Secondo quanto ricostruito, i sintomi post-operatori della paziente erano stati inizialmente derubricati a normali conseguenze del decorso. Solo una TAC eseguita recentemente ha rivelato la presenza del corpo estraneo. La donna ha sporto denuncia presso la Polizia contro il chirurgo che ha effettuato l’operazione e nei prossimi giorni dovra’ sottoporsi a un nuovo intervento per la rimozione dei ferri. Sulla vicenda e’ intervenuto Roberto Valeriani, specialista in Chirurgia Plastica Ricostruttiva ed Estetica e docente presso l’Universita’ Internazionale UniCamillus di Roma, che invita alla prudenza pur stigmatizzando l’accaduto.

“In Italia gli interventi di chirurgia estetica vengono eseguiti ogni giorno con numeri molto elevati. Secondo i dati della Societa’ Internazionale di Chirurgia Estetica, nel 2024 sono stati effettuati circa 27 mila interventi di addominoplastica”, spiega il professore. “La tutela della salute del paziente rappresenta la priorita’ assoluta attraverso linee guida rigorose, protocolli di sicurezza e controlli eseguiti sia prima sia al termine dell’intervento”.

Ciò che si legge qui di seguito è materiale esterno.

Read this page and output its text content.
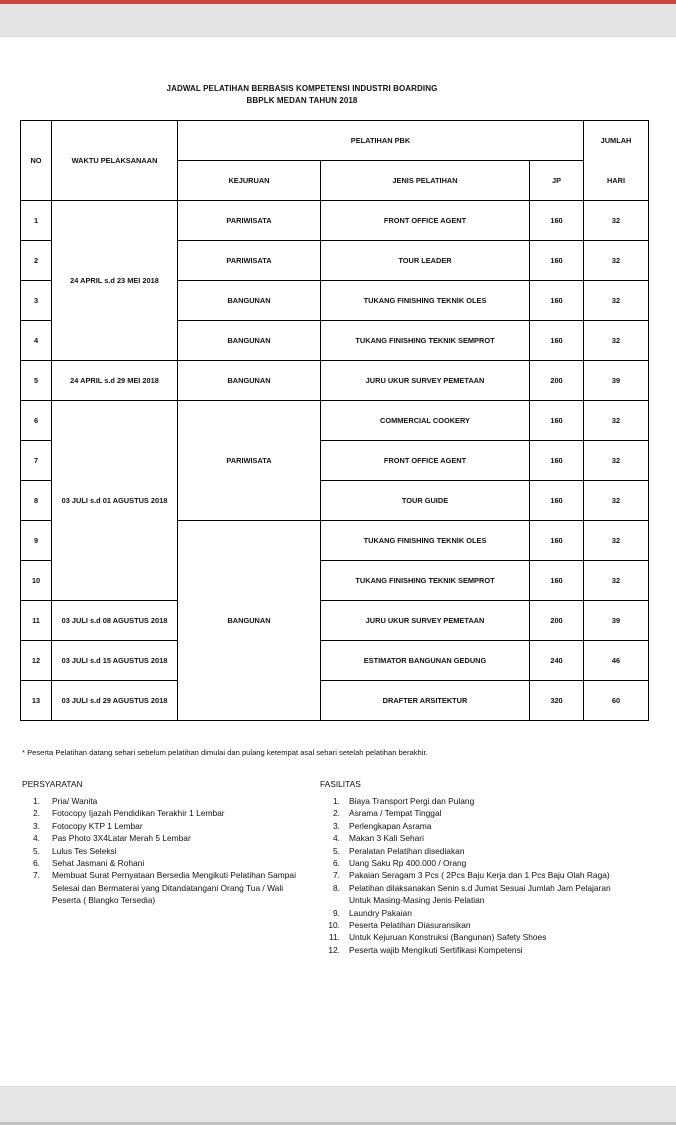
JADWAL PELATIHAN BERBASIS KOMPETENSI INDUSTRI BOARDING
BBPLK MEDAN TAHUN 2018
NO	WAKTU PELAKSANAAN	PELATIHAN PBK			JUMLAH
		KEJURUAN	JENIS PELATIHAN	JP	HARI
1	24 APRIL s.d 23 MEI 2018	PARIWISATA	FRONT OFFICE AGENT	160	32
2		PARIWISATA	TOUR LEADER	160	32
3		BANGUNAN	TUKANG FINISHING TEKNIK OLES	160	32
4		BANGUNAN	TUKANG FINISHING TEKNIK SEMPROT	160	32
5	24 APRIL s.d 29 MEI 2018	BANGUNAN	JURU UKUR SURVEY PEMETAAN	200	39
6	03 JULI s.d 01 AGUSTUS 2018	PARIWISATA	COMMERCIAL COOKERY	160	32
7			FRONT OFFICE AGENT	160	32
8			TOUR GUIDE	160	32
9		BANGUNAN	TUKANG FINISHING TEKNIK OLES	160	32
10			TUKANG FINISHING TEKNIK SEMPROT	160	32
11	03 JULI s.d 08 AGUSTUS 2018		JURU UKUR SURVEY PEMETAAN	200	39
12	03 JULI s.d 15 AGUSTUS 2018		ESTIMATOR BANGUNAN GEDUNG	240	46
13	03 JULI s.d 29 AGUSTUS 2018		DRAFTER ARSITEKTUR	320	60
* Peserta Pelatihan datang sehari sebelum pelatihan dimulai dan pulang ketempat asal sehari setelah pelatihan berakhir.
PERSYARATAN
1. Pria/ Wanita
2. Fotocopy Ijazah Pendidikan Terakhir 1 Lembar
3. Fotocopy KTP 1 Lembar
4. Pas Photo 3X4Latar Merah 5 Lembar
5. Lulus Tes Seleksi
6. Sehat Jasmani & Rohani
7. Membuat Surat Pernyataan Bersedia Mengikuti Pelatihan Sampai Selesai dan Bermaterai yang Ditandatangani Orang Tua / Wali Peserta ( Blangko Tersedia)
FASILITAS
1. Biaya Transport Pergi dan Pulang
2. Asrama / Tempat Tinggal
3. Perlengkapan Asrama
4. Makan 3 Kali Sehari
5. Peralatan Pelatihan disediakan
6. Uang Saku Rp 400.000 / Orang
7. Pakaian Seragam 3 Pcs ( 2Pcs Baju Kerja dan 1 Pcs Baju Olah Raga)
8. Pelatihan dilaksanakan Senin s.d Jumat Sesuai Jumlah Jam Pelajaran Untuk Masing-Masing Jenis Pelatian
9. Laundry Pakaian
10. Peserta Pelatihan Diasuransikan
11. Untuk Kejuruan Konstruksi (Bangunan) Safety Shoes
12. Peserta wajib Mengikuti Sertifikasi Kompetensi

Secondo il docente, il caso di Napoli sarebbe riconducibile a “una grave svista, certamente importante e da non sottovalutare, ma che, fortunatamente, non ha avuto azioni letali per la paziente”.Valeriani mette pero’ in guardia dal rischio di demonizzare il settore: “L’errore umano puo’ esistere anche in ambito sanitario, ma non si puo’ trasformare un episodio isolato in una condanna verso un’intera categoria professionale”.

“Parliamo di casi estremamente rari – conclude il Valeriani – che proprio per la loro eccezionalita’ generano un forte impatto mediatico. Tuttavia, questa attenzione rischia di oscurare il grande lavoro che la chirurgia plastica sta portando avanti da anni per aumentare sempre di piu’ gli standard di sicurezza, migliorare i protocollo e garantire ai pazienti interventi sempre piu’ controllati e sicuri”.